But he sounds a lot more business-friendly than a year ago, when he was campaigning to defeat Christy Clark’s Liberal government and his views on LNG ranged from non-committal to hostile.
Those views were partly behind Malaysia-based Petronas’s decision last July to kill its $36-billion Pacific NorthWest LNG project. A couple of months later, Nexen Energy ULC, the Canadian subsidiary of Chinese oil giant CNOOC Ltd., along with Japanese partner INPEX, pulled the plug on a feasibility study to build the $28-billion Aurora LNG project.
The province’s reputation as a place to invest in energy was further damaged by Horgan’s opposition to the Trans Mountain pipeline expansion and his threat to cancel the Site C hydro project in mid-construction.
But the premier has moderated his views, much like Alberta’s NDP government, which initially knocked the oil industry, then became its cheerleader after realizing it needs the taxes and royalties generated by fossil fuels to pay for programs.
Horgan gave the go-ahead to finish the Site C hydro project and has been meeting privately with LNG proponents to see what can be done to get their projects to the construction stage.
“Those of us who are actively pursuing projects feel (we) have the support of this government … we are pleasantly surprised,” said Byng Giraud, country manager for Woodfibre LNG.
“The new minister of energy has been easy to meet and they are engaged in looking at what are the levers that are preventing this from moving forward.
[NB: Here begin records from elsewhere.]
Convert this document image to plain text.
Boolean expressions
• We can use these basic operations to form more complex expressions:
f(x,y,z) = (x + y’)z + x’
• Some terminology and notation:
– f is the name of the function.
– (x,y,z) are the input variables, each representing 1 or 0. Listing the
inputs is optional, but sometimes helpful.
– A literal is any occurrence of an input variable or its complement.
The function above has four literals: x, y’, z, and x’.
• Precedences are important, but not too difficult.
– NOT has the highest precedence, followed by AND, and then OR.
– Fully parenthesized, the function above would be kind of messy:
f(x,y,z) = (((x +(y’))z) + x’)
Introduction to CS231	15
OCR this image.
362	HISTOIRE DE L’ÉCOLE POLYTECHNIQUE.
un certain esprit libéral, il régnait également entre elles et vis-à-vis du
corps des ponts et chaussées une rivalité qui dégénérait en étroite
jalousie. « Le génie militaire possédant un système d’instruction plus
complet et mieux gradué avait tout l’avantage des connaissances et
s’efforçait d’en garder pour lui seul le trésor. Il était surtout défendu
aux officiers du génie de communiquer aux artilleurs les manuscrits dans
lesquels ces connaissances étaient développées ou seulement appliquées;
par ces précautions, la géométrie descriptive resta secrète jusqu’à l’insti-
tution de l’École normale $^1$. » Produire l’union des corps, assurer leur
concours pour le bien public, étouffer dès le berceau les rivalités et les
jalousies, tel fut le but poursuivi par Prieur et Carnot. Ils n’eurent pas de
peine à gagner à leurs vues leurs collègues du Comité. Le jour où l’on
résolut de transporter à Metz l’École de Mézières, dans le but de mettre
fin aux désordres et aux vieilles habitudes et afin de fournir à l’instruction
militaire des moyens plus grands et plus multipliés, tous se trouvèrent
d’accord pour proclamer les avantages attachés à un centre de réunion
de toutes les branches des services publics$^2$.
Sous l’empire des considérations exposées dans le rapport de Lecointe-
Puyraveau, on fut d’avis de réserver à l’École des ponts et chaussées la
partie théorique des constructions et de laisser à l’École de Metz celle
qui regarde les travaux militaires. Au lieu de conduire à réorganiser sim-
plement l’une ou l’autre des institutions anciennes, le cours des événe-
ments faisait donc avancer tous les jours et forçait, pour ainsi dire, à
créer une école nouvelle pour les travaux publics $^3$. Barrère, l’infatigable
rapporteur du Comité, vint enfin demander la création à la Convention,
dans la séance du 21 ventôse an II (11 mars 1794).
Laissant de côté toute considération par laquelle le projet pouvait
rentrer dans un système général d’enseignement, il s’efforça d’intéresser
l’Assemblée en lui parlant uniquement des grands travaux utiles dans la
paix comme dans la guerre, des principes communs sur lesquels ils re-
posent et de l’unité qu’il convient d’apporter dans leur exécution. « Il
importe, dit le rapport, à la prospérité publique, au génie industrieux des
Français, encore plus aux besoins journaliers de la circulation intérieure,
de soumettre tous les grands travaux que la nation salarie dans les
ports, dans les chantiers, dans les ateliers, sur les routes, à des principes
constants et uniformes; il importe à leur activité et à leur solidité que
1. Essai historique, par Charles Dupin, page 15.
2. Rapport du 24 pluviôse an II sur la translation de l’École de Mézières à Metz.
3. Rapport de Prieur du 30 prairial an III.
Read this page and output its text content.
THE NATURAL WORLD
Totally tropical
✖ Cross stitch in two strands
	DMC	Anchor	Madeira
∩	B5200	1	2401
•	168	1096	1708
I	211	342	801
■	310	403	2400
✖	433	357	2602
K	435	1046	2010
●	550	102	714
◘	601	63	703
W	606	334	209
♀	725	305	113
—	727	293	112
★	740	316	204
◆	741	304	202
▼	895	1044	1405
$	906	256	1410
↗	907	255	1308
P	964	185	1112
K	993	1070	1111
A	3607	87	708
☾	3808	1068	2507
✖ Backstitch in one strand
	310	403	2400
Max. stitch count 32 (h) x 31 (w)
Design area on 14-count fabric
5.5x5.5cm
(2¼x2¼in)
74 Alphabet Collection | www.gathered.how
The outcome of that remains to be seen, but, right now, they are saying the things we want to hear.”
Giraud said his company’s decision-makers are meeting with Horgan in China during the trade mission.
“We want to … show the premier that the Chinese are extremely interested in this product if we can get the right price,” he said. “They want Canadian gas, but not at any price.”
Woodfibre will continue to look for cost savings before deciding whether to move ahead with a $1.6-billion liquefied natural gas plant in partnership with the Squamish Nation.
Meetings between Horgan and LNG Canada’s Asian partners during the trade mission — his first since the NDP formed a government last summer — are good news for the project, which should receive a final investment decision in the second half of 2018.
The project’s major remaining stumbling block is the federal anti-dumping duties on industrial steel components made in China and South Korea that would increase costs. The project has applied for exemptions in the courts and with the federal finance department.
As for Kitimat LNG, Ray Lord, communications lead at Chevron Canada Ltd., said Horgan recently re-affirmed his government’s support for the project and offered to look at opportunities to make it competitive.
“The current market for new LNG projects is challenged as significant supply from recently completed major projects and new supply sources exceeds current demand,” Lord said in an emailed statement. “However, a significant opportunity exists for new competitive projects to supply LNG to Asia during the next decade.”
A target date to make a final investment decision on the project has not been set, he said.
But industry proponents said Horgan can make a big difference to Canada’s depressed natural gas industry by leading the startup of LNG facilities on the B.C. coast.
LNG is not the greenest energy source, but it would be subject to emissions standards that would make any from B.C. the world’s cleanest, according to the previous Liberal government.
It would also provide an “unprecedented opportunity for First Nations to take part in the creation of a new resource industry and see the benefits directly in their communities,” Fort St. John Mayor Lori Ackerman and Dawson Creek Mayor Dale Bumstead said in an open letter this week.
The mayors urged the province and the federal government to get on with it. Horgan, at least, has apparently made a start.